Hernandez saw that from the start as the pitching coach during Fernandez's 2013 rookie season with the Marlins.
"You know what he dug? He dug the most premier hitter on the other team to come to bat. That's what he loved," Hernandez said. "You know where most pitchers are like, 'I'm not giving that guy anything.' At times it could almost be his curse. We would be like, if there's eight other guys in this lineup that can't touch you, why do want to … ? But you can't stop him. You know what I mean? He wanted (Atlanta's) Freddie Freeman in his prime. He lived for those at-bats, those moments. That's what moved him.
"But in the end that's how the great ones roll, that's how they become great. They love the spotlight, they love the moment, they love the biggest challenge. That's what moved him. To strike me or you out and win a game 2-0, that was okay. But if he did it against (Yasiel) Puig or (Yoenis) Cespedes or Freeman or (Bryce) Harper, that's when you'd really see him turn it on. He was a special cat."
Former Marlins GM and manager Dan Jennings said he also had a unique, "almost fourth son," relationship with Fernandez.
"We used to joke, I asked him if he was reincarnated because he had a knowledge of the history of the game. He played with that passion. And the way he competed on the mound went without saying," said Jennings, now a Nationals executive. "He was one of the most competitive guys I've ever seen in 30 years. And he lived life with that same zest and passion. … You couldn't have a bad day around him."
Former Rays closer Danys Baez, retired and living in Miami, had become close in recent years and provided mentorship and life advice to Fernandez while sharing their bond as Cuban defectors and Tommy John surgery vets.
"We became really good friends, he was like my little brother," Baez said Sunday. "If you think he was a great pitcher like I know you think, that was not even 10 percent of the person that he was. He was one of the most amazing persons I ever met in my life. He was a 24-year-old kid with a 120-year-old heart. He was mature. He was amazing. A good guy, good friend, good family man. What he did for the game was nothing compared to what he did for the community, his family, his friends."

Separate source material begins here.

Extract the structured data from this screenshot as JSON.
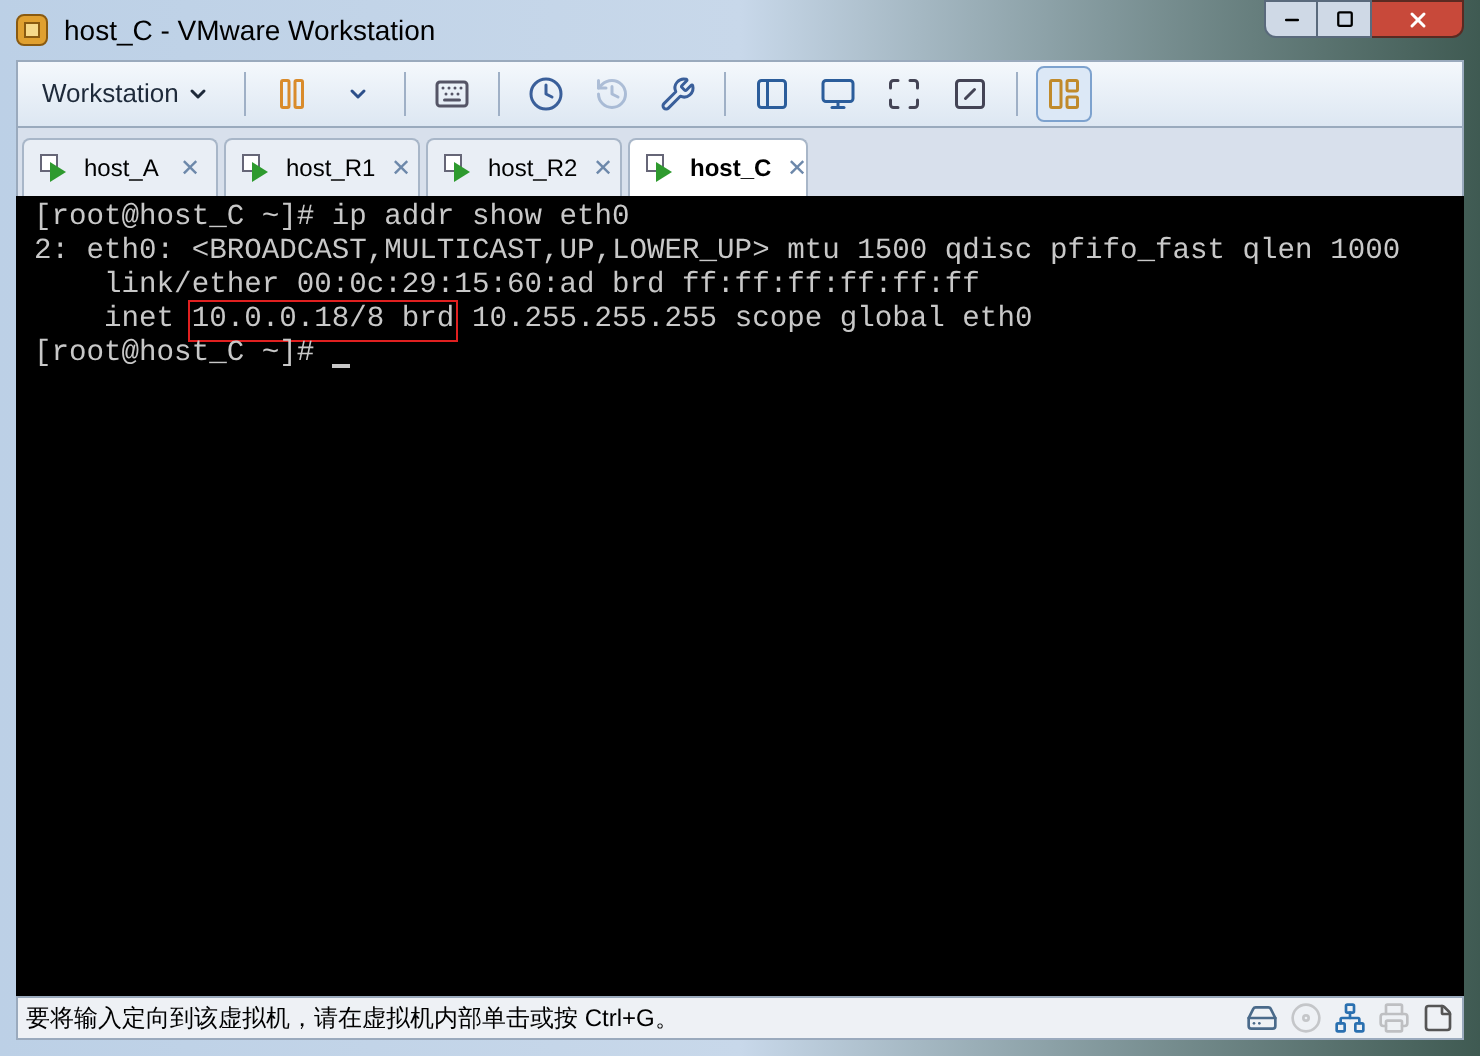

Astros pitcher Lance McCullers Jr., a Jesuit High product who worked out with Fernandez — an Alonso alumnus — in their high school offseasons and remained friends, was among many big-leaguers struggling to process the news.
"I don't really understand why, I don't understand how something like that kind of happens," he told reporters in Houston. "I talked to him about two weeks ago actually, talking about the offseason, ironically enough going fishing, stuff like that."
In the Rays clubhouse at the Trop, former Marlin Logan Morrison was similarly numb.
"I felt like he was invincible," Morrison said. "That's probably why this doesn't feel real. Just the super amount of talent that he had, you don't find that everywhere."
McCullers said the infectious smile often seen on Fernandez's face was his true spirit.
"The epitome of how he kind of lived life," McCullers said. "It's awful that he's gone, but he lived every day he had to the fullest."